Bu yoksullaşma sürecinin asıl başlangıcı ise 5564 sayılı yasadır. 2006 yılında çıkarılan 5510 sayılı Kanun ile emekli aylığının temel fiyatının belirlenmesinde sistem değiştirilerek, Gayri Safi Yurt İçi Hasıla’daki artışın sadece yüzde 30’u dikkate alındı. Bu da doğal olarak emekli maaşlarının düşmesine neden oldu. Öte yandan aylık ödeme oranları düşürülerek 25 yıl çalışmış bir çalışan için yüzde 70 olan aylık ödeme oranı yüzde 50’ye indirildi. Çalışanlara uygulanan modüler emekliliklerden kısmi emeklilikte 2008 sonrası dönemde çok hızlı bir düşüş yaşandı. Bu da yetmezmiş gibi 506 Sayılı Kanunla asgari emeklilik sistemi kaldırıldı.

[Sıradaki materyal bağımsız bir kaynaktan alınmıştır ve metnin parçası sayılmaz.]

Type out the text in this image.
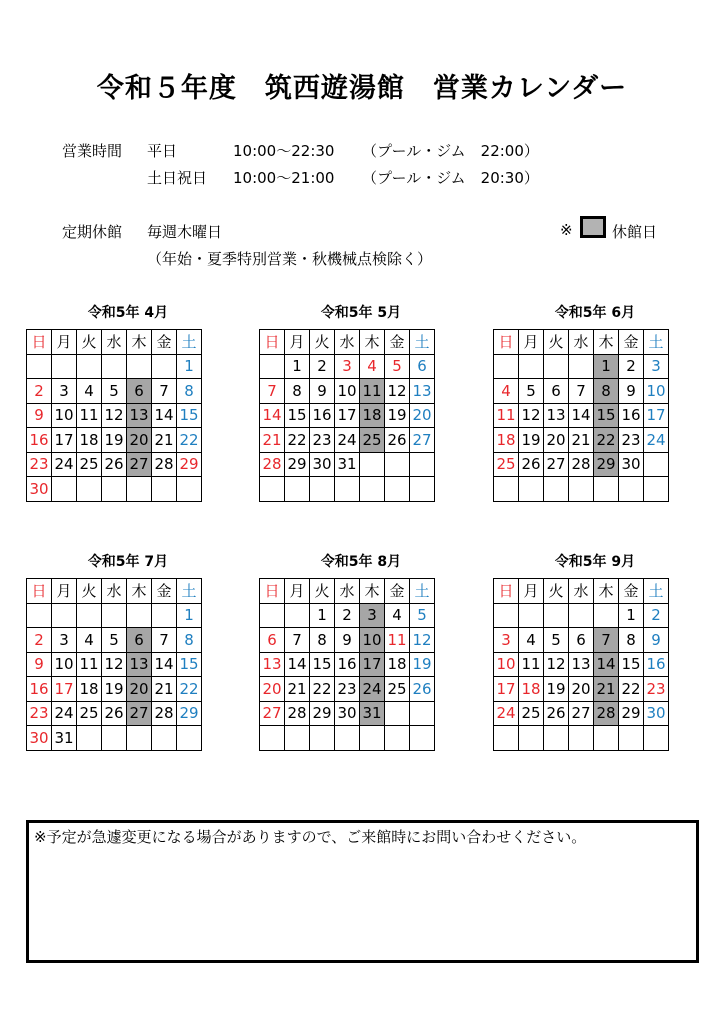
令和５年度　筑西遊湯館　営業カレンダー
営業時間 平日	10:00～22:30 （プール・ジム　22:00）
土日祝日 10:00～21:00 （プール・ジム　20:30）
定期休館 毎週木曜日
（年始・夏季特別営業・秋機械点検除く）
※	休館日
令和5年 4月
日	月	火	水	木	金	土
						1
2	3	4	5	6	7	8
9	10	11	12	13	14	15
16	17	18	19	20	21	22
23	24	25	26	27	28	29
30						
令和5年 5月
日	月	火	水	木	金	土
	1	2	3	4	5	6
7	8	9	10	11	12	13
14	15	16	17	18	19	20
21	22	23	24	25	26	27
28	29	30	31			

令和5年 6月
日	月	火	水	木	金	土
				1	2	3
4	5	6	7	8	9	10
11	12	13	14	15	16	17
18	19	20	21	22	23	24
25	26	27	28	29	30	

令和5年 7月
日	月	火	水	木	金	土
						1
2	3	4	5	6	7	8
9	10	11	12	13	14	15
16	17	18	19	20	21	22
23	24	25	26	27	28	29
30	31					
令和5年 8月
日	月	火	水	木	金	土
		1	2	3	4	5
6	7	8	9	10	11	12
13	14	15	16	17	18	19
20	21	22	23	24	25	26
27	28	29	30	31		

令和5年 9月
日	月	火	水	木	金	土
					1	2
3	4	5	6	7	8	9
10	11	12	13	14	15	16
17	18	19	20	21	22	23
24	25	26	27	28	29	30

※予定が急遽変更になる場合がありますので、ご来館時にお問い合わせください。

” “MIZIR ÇUVALA SIĞMAZ, TÜİK FELAKETİ GİZLEYEMEZ”
Hükümet ister yüzde 100 artırsın, ister yüzde 200 artırsın, emeklilerin yaşadığı bu hızlı yoksullaşma sürecini ve emekli maaşı kaybını önleyemiyor. Öncelikle emekli maaşı oranlarının zaman kaybetmeden düzeltilmesi, emekliliğe ilişkin temel faydanın yeniden belirlenerek kalkınmadan kaynaklanan kayıpların ortadan kaldırılması, baz emeklilik sistemine geçilmesi ve emeklilerin geçmiş kayıplarının telafi edilmesi gerekiyor. Bu yeterli değil. Emeklilere haklarını savunabilmeleri için örgütlenme hakkı bir an önce verilmeli. Emeklilik, yıllarca primini ödemiş kişilerin anayasal hakkıdır. Emekli maaşları da bu hak çerçevesinde devletin ödemek zorunda olduğu bir gelirdir. Bu gelirin insan onuruna yakışacak düzeyde olması gerekir. Hiçbir devlet, primlerini yıllardır düzenli ödeyen vatandaşlarının haklarını gasp edemez. Mızrak çuvala sığmaz, TÜİK felaketi gizleyemez. Bu vesileyle bir kez daha belirtiyoruz; Kamu çalışanları emekli olamaz. “Kamu çalışanlarını, asgari ücretlileri ve emeklileri TÜİK rakamlarına karşı ekmek davalarına sonuna kadar sahip çıkmaya çağırıyoruz.”